When Celestine married, she moved West with her husband to farm near the small village of Naches in the state of Washington . She had one child, a daughter named Rachel, who moved with her husband across the Cascade mountains to the city of Seattle where she had a daughter named Mary Lou.
Then, sometime in the last century, Mary Lou had her own daughter (the author of this blog). This daughter, when she grew up, married a man from France, moved back across the Atlantic and made her home in Paris .
And now her Frenchling, this child of the 21st century, will cross the ocean and walk in a place where one of her French ancestors once came looking for a new life in a new world.
2 comments:
I’m surprised by the detail of your family story. I’m not sure to have so much from mine.
We could think that our decision is made by chance, actually not, the chance does not exist !

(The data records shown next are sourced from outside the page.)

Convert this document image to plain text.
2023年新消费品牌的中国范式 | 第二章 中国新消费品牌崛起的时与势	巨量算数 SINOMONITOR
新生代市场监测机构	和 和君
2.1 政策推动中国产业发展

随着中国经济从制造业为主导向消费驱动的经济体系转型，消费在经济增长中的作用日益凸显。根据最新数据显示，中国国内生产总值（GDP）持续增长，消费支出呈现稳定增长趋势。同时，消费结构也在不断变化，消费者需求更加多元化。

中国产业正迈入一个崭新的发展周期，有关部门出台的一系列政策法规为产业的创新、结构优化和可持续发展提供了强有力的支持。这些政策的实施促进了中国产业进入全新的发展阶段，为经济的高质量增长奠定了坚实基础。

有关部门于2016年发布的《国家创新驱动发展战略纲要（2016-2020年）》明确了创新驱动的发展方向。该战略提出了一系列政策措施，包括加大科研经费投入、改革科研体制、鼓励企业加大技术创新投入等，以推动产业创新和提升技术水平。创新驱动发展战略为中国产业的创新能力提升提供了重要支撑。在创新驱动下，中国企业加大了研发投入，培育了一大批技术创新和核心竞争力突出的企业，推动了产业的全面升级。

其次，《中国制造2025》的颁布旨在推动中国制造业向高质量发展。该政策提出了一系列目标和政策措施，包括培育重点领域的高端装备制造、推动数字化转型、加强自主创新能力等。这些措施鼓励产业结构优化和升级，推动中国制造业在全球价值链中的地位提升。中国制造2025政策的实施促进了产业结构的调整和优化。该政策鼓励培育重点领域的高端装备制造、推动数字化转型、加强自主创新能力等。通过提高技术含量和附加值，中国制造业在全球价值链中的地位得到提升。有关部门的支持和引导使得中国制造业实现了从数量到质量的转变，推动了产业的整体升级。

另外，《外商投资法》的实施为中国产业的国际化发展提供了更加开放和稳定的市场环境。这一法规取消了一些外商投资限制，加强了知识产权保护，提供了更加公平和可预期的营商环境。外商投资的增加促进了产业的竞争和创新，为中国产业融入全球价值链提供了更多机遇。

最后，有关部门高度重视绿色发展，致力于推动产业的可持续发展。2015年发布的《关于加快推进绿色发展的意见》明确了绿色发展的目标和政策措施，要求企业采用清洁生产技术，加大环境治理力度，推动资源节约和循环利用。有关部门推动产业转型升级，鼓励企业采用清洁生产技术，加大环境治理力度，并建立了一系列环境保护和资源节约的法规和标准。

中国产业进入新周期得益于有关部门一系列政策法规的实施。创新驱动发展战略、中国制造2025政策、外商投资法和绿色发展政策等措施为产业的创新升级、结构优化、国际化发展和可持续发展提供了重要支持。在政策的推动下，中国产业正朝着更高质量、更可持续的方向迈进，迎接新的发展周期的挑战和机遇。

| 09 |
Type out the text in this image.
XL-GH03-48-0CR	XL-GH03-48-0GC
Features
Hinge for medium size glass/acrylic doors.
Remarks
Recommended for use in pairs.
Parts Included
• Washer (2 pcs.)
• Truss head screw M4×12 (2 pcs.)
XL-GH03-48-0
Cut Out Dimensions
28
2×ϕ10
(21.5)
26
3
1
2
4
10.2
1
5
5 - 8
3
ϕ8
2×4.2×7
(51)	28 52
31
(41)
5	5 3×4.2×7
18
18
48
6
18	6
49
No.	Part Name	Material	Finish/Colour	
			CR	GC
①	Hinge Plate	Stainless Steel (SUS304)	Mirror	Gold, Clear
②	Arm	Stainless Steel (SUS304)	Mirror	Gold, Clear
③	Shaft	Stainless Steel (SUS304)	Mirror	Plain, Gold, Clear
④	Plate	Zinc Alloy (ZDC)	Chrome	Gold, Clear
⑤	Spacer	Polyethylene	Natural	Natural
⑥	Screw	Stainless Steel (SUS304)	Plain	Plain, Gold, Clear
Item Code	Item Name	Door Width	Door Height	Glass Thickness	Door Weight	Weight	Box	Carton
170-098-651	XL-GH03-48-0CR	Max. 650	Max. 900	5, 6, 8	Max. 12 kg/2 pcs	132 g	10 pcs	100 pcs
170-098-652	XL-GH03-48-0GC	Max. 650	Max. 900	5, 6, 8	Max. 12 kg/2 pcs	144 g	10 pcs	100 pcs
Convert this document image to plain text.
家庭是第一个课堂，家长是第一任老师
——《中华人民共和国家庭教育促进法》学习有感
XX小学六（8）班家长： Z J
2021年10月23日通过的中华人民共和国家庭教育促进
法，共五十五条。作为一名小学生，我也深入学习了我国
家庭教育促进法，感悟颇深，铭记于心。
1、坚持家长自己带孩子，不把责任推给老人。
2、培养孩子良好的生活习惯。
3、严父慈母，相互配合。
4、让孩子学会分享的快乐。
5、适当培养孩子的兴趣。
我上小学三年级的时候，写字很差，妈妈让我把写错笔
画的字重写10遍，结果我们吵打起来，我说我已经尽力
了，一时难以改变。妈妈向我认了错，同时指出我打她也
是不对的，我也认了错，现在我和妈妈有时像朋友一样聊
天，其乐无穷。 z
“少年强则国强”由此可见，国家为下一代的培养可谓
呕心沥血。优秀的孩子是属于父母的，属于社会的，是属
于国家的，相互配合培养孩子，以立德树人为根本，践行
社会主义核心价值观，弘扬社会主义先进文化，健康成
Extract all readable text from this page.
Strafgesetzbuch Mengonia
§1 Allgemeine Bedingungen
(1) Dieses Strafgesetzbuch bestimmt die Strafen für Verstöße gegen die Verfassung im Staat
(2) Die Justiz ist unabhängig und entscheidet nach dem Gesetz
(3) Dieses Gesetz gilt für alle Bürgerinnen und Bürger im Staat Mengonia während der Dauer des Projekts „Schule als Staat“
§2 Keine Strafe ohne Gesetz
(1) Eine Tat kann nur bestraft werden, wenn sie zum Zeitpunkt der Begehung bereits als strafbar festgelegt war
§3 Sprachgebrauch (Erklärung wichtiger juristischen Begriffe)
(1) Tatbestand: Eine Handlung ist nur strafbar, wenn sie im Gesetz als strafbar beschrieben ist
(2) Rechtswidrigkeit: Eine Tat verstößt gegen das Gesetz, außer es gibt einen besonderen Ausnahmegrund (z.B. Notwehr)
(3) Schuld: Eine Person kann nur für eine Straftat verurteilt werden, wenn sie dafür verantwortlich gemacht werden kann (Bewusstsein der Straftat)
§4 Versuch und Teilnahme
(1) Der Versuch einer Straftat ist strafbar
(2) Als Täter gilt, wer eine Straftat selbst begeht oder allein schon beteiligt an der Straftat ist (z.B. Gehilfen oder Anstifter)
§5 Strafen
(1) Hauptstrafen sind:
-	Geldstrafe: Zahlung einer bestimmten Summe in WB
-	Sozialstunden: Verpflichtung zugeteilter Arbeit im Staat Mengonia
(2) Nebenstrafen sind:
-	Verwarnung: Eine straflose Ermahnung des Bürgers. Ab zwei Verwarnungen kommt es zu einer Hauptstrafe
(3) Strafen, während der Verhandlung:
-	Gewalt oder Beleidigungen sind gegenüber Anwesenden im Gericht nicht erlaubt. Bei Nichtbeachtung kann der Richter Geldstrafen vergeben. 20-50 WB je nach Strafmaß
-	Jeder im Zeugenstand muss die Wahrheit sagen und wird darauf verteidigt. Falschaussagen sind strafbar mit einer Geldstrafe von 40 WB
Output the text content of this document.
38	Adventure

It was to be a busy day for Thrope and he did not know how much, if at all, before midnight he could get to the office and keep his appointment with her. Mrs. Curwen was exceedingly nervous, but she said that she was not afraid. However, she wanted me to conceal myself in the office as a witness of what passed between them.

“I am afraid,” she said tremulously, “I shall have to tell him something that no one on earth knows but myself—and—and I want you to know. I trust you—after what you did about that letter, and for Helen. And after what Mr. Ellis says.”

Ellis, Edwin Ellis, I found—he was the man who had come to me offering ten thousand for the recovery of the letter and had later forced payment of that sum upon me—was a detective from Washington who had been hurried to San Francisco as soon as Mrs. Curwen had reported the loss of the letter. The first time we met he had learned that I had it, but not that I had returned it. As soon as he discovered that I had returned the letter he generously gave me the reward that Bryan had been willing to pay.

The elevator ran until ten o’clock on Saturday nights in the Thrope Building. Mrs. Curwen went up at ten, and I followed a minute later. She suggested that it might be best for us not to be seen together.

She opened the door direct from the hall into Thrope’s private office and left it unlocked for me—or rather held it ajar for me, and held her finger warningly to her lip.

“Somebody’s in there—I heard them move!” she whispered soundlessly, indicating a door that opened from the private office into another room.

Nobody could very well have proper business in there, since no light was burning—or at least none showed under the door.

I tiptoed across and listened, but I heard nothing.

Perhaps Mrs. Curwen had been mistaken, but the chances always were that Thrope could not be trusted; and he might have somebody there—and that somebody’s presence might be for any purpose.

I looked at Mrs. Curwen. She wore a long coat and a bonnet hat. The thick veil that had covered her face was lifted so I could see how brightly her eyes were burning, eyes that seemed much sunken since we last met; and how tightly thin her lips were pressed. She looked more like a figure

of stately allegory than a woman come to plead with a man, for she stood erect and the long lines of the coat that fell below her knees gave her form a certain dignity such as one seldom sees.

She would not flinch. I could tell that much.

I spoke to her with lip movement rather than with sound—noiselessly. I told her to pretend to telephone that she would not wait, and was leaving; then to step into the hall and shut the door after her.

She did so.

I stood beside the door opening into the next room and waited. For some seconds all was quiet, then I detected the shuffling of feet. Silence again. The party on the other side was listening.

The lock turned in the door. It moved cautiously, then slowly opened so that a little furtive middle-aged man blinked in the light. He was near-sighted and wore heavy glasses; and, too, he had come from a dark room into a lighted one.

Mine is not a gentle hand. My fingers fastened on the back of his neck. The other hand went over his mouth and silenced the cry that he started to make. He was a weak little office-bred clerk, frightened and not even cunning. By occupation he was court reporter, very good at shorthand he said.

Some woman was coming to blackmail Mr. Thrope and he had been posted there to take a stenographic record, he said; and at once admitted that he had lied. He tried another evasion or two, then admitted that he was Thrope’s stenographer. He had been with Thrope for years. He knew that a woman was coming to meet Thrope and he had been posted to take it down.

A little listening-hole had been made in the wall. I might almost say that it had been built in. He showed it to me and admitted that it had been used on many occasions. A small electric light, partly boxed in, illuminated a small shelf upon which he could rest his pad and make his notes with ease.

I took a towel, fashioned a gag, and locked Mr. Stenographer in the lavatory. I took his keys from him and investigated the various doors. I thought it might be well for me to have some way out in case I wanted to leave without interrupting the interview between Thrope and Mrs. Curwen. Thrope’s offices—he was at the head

Everything we decide have a deep reason, even if we are not aware every time.
Every decision built the path of our life. And the way of our life make sense with our family story…
Hopefully, some tools exist to explore the unconscious path, that may be a good help !
Americans have a penchant for reinvention. We really do believe that we can start over any time we wish. But what we are, and our point of departure, depends on what came before.
I notice two patterns in the family history. The first is that we are nomads and that goes back to a pre-modern era. We were moving around in the 17th century. The second is that the family is very matriarchal (we tend to trace our line though the women) and we mostly marry "out" - out of our culture of origin or our religion.
I must have absorbed this as a child which may have made it easier for me to envision a life someone other than Seattle, Washington.